Wren was on her knees, hunched over, her arms wrapped around her waist. Her elbows dug into her hips but that wasn't the pain that was bothering her. That pain was kind in comparison to the overwhelming burning, drowning sensation in her chest, her throat, her head as tears poured down her cheeks. Wren stifled a wail, gasping for breath, not even bothering to wipe those tears away. She knew it was pointless... They would only keep coming. There was simply no point in trying to stop them.

She tore her eyes away from the stone, there were no flowers, moss growing at the base, weeds flourishing around it. Mocking her. Wren had always been to afraid to come back. To that very spot since she had arrived back home all those months ago.

Rue Larson.
Beloved Daughter, Sister and Friend.

"Rue, tell me what to do." Wren groaned, overwhelmed by the choking feeling in her, threatening to kill her. "Tell me what to do, I don't know what to do." She sobbed, pressed her palms to the ground, intertwining her fingers in the grass as she gasped for breath.

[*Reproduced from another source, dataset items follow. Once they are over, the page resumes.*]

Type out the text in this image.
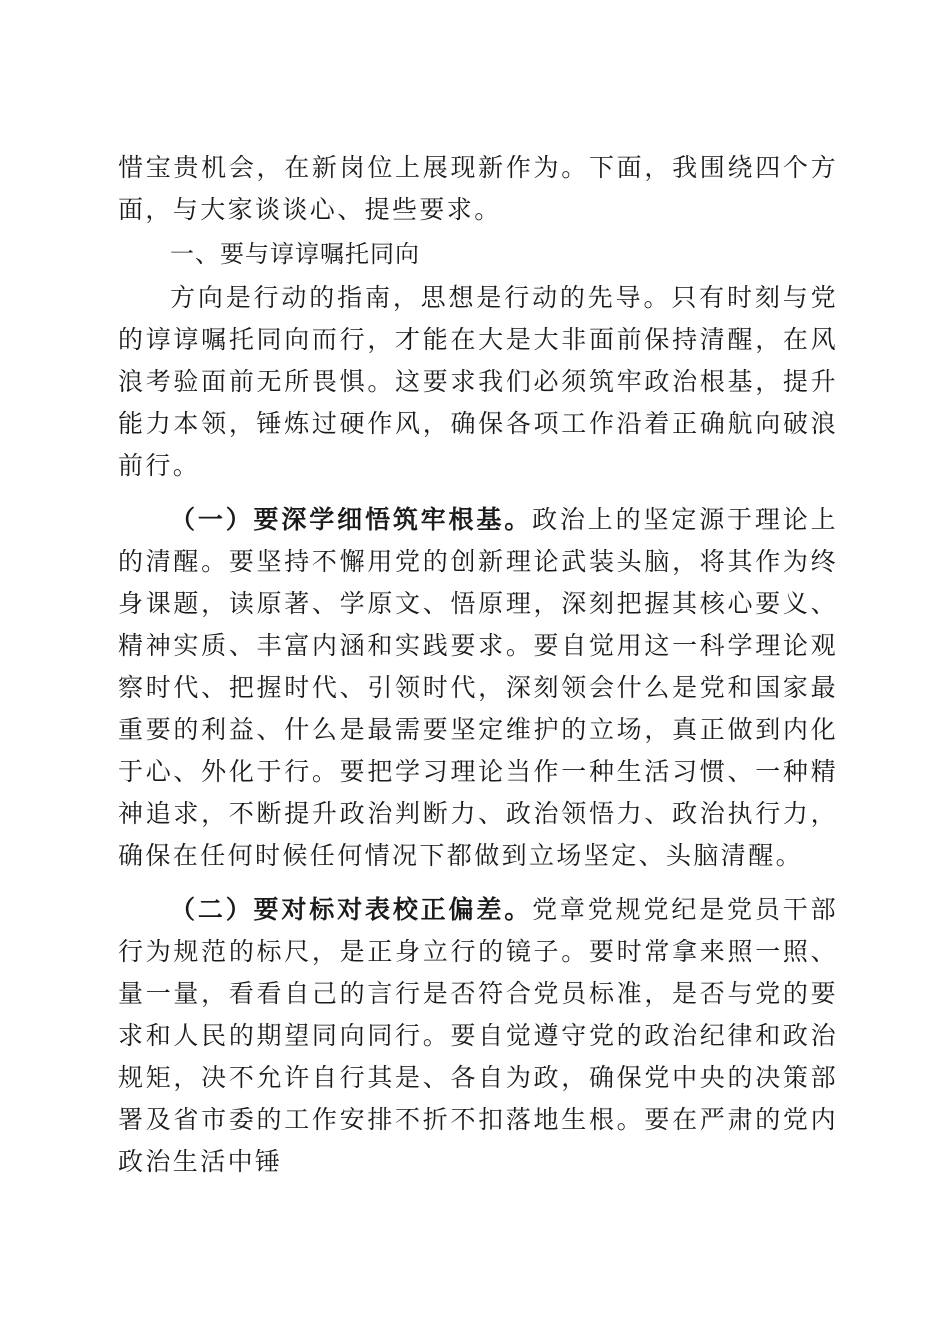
惜宝贵机会，在新岗位上展现新作为。下面，我围绕四个方面，与大家谈谈心、提些要求。

一、要与谆谆嘱托同向

方向是行动的指南，思想是行动的先导。只有时刻与党的谆谆嘱托同向而行，才能在大是大非面前保持清醒，在风浪考验面前无所畏惧。这要求我们必须筑牢政治根基，提升能力本领，锤炼过硬作风，确保各项工作沿着正确航向破浪前行。

（一）要深学细悟筑牢根基。政治上的坚定源于理论上的清醒。要坚持不懈用党的创新理论武装头脑，将其作为终身课题，读原著、学原文、悟原理，深刻把握其核心要义、精神实质、丰富内涵和实践要求。要自觉用这一科学理论观察时代、把握时代、引领时代，深刻领会什么是党和国家最重要的利益、什么是最需要坚定维护的立场，真正做到内化于心、外化于行。要把学习理论当作一种生活习惯、一种精神追求，不断提升政治判断力、政治领悟力、政治执行力，确保在任何时候任何情况下都做到立场坚定、头脑清醒。

（二）要对标对表校正偏差。党章党规党纪是党员干部行为规范的标尺，是正身立行的镜子。要时常拿来照一照、量一量，看看自己的言行是否符合党员标准，是否与党的要求和人民的期望同向同行。要自觉遵守党的政治纪律和政治规矩，决不允许自行其是、各自为政，确保党中央的决策部署及省市委的工作安排不折不扣落地生根。要在严肃的党内政治生活中锤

"I'm sorry. I'm so sorry it took me so long to come but I need you. Rue, oh my god I need you." Wren yelled as the rain began, "Tell me what to do." She cried, "I should have saved you. Please, forgive me. Forgive me Rue. I miss you"

"I try and try to help other people but all I do is mess up their lives." Wren groaned, tears pouring from her cheeks only to be diluted by the rain as it kissed her skin, "I- I- Oh my god, it's my fault. It's my fault. It's all my fault."

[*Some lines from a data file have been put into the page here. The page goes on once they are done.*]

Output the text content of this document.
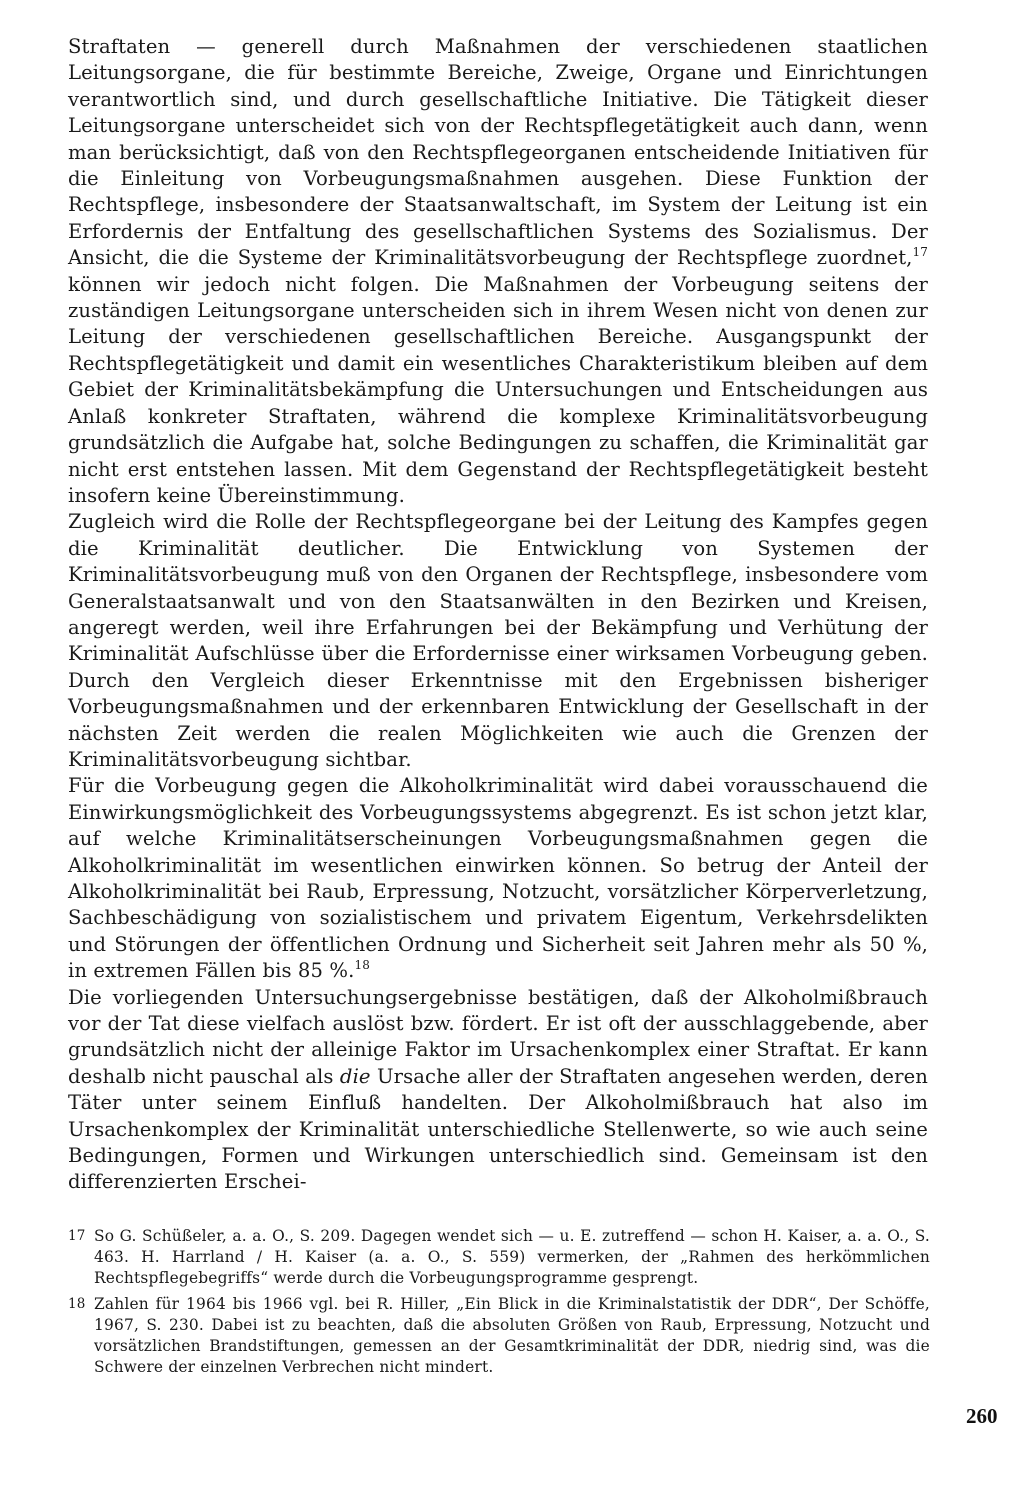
Straftaten — generell durch Maßnahmen der verschiedenen staatlichen Leitungsorgane, die für bestimmte Bereiche, Zweige, Organe und Einrichtungen verantwortlich sind, und durch gesellschaftliche Initiative. Die Tätigkeit dieser Leitungsorgane unterscheidet sich von der Rechtspflegetätigkeit auch dann, wenn man berücksichtigt, daß von den Rechtspflegeorganen entscheidende Initiativen für die Einleitung von Vorbeugungsmaßnahmen ausgehen. Diese Funktion der Rechtspflege, insbesondere der Staatsanwaltschaft, im System der Leitung ist ein Erfordernis der Entfaltung des gesellschaftlichen Systems des Sozialismus. Der Ansicht, die die Systeme der Kriminalitätsvorbeugung der Rechtspflege zuordnet,$^{17}$ können wir jedoch nicht folgen. Die Maßnahmen der Vorbeugung seitens der zuständigen Leitungsorgane unterscheiden sich in ihrem Wesen nicht von denen zur Leitung der verschiedenen gesellschaftlichen Bereiche. Ausgangspunkt der Rechtspflegetätigkeit und damit ein wesentliches Charakteristikum bleiben auf dem Gebiet der Kriminalitätsbekämpfung die Untersuchungen und Entscheidungen aus Anlaß konkreter Straftaten, während die komplexe Kriminalitätsvorbeugung grundsätzlich die Aufgabe hat, solche Bedingungen zu schaffen, die Kriminalität gar nicht erst entstehen lassen. Mit dem Gegenstand der Rechtspflegetätigkeit besteht insofern keine Übereinstimmung.

Zugleich wird die Rolle der Rechtspflegeorgane bei der Leitung des Kampfes gegen die Kriminalität deutlicher. Die Entwicklung von Systemen der Kriminalitätsvorbeugung muß von den Organen der Rechtspflege, insbesondere vom Generalstaatsanwalt und von den Staatsanwälten in den Bezirken und Kreisen, angeregt werden, weil ihre Erfahrungen bei der Bekämpfung und Verhütung der Kriminalität Aufschlüsse über die Erfordernisse einer wirksamen Vorbeugung geben. Durch den Vergleich dieser Erkenntnisse mit den Ergebnissen bisheriger Vorbeugungsmaßnahmen und der erkennbaren Entwicklung der Gesellschaft in der nächsten Zeit werden die realen Möglichkeiten wie auch die Grenzen der Kriminalitätsvorbeugung sichtbar.

Für die Vorbeugung gegen die Alkoholkriminalität wird dabei vorausschauend die Einwirkungsmöglichkeit des Vorbeugungssystems abgegrenzt. Es ist schon jetzt klar, auf welche Kriminalitätserscheinungen Vorbeugungsmaßnahmen gegen die Alkoholkriminalität im wesentlichen einwirken können. So betrug der Anteil der Alkoholkriminalität bei Raub, Erpressung, Notzucht, vorsätzlicher Körperverletzung, Sachbeschädigung von sozialistischem und privatem Eigentum, Verkehrsdelikten und Störungen der öffentlichen Ordnung und Sicherheit seit Jahren mehr als 50 %, in extremen Fällen bis 85 %.$^{18}$

Die vorliegenden Untersuchungsergebnisse bestätigen, daß der Alkoholmißbrauch vor der Tat diese vielfach auslöst bzw. fördert. Er ist oft der ausschlaggebende, aber grundsätzlich nicht der alleinige Faktor im Ursachenkomplex einer Straftat. Er kann deshalb nicht pauschal als die Ursache aller der Straftaten angesehen werden, deren Täter unter seinem Einfluß handelten. Der Alkoholmißbrauch hat also im Ursachenkomplex der Kriminalität unterschiedliche Stellenwerte, so wie auch seine Bedingungen, Formen und Wirkungen unterschiedlich sind. Gemeinsam ist den differenzierten Erschei-

17 So G. Schüßeler, a. a. O., S. 209. Dagegen wendet sich — u. E. zutreffend — schon H. Kaiser, a. a. O., S. 463. H. Harrland / H. Kaiser (a. a. O., S. 559) vermerken, der „Rahmen des herkömmlichen Rechtspflegebegriffs“ werde durch die Vorbeugungsprogramme gesprengt.

18 Zahlen für 1964 bis 1966 vgl. bei R. Hiller, „Ein Blick in die Kriminalstatistik der DDR“, Der Schöffe, 1967, S. 230. Dabei ist zu beachten, daß die absoluten Größen von Raub, Erpressung, Notzucht und vorsätzlichen Brandstiftungen, gemessen an der Gesamtkriminalität der DDR, niedrig sind, was die Schwere der einzelnen Verbrechen nicht mindert.

260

Her shoulders shook with her cries as Wren willed her head up to look at Rue's headstone. "Miguel, Robby, Mom, Will..." She took a long steadying breath that accomplished nothing as she sobbed, "You."

"I'm sorry I couldn't save you."

At that moment, a man in a long coat, hat and umbrella walked by under the dim street lamps on the main path of the cemetery. He heard the girl's cries and paused before walking over to where she cradled herself beside the neglected headstone.

Mr James held out his umbrella and covered Wren. She didn't look up at him as her cries rattled through her like an earthquake. She couldn't see him in the dark and through her tears. She couldn't hear him over the rain or her own heartbeat. She couldn't reach out and touch him because of how numb she was from the cold and her grief.

Wren couldn't do anything.

"Come, little bird." Mr James touched her shoulder but she didn't get up. Though, realising it was him, she only moved closer to him under the umbrella and continued to cry. Despite he aging joints, Mr James bent down to place a comforting arm around her, rubbing her shivering back in smooth motions.

He'd seen the news, he knew Robby had been turned in. He had a feeling Wren had been there when it happened. He knew Wren had been hiding him for weeks now, there was hardly anything that went on in his shop that he didn't know about.

As soon as he found out at home, he went to the shop to find her, only to discover she wasn't there at all. Mr James knew he had to find her but had no idea where to start looking for her, he didn't know how many friends she had or where she liked to hang out outside The Bookshelf, other than her dojo- which had long since closed for the night.

So, Mr James took his nightly walk to try and brainstorm where she might be, the same route he took every night. All to visit one headstone. Mr James went and saw Rue every night, he had been for two years.

And ever since Wren had arrived back in town and began working and living at the shop, he and Rue actually had something to talk about. He had told Rue all about Wren everyday: How she was doing in school. How she was doing in karate. How she was doing in the shop. Mr James had told Rue's headstone everything every night.

He was on his way to tell Rue about what happened to Robby when he found Wren, talking to Rue- just like he did.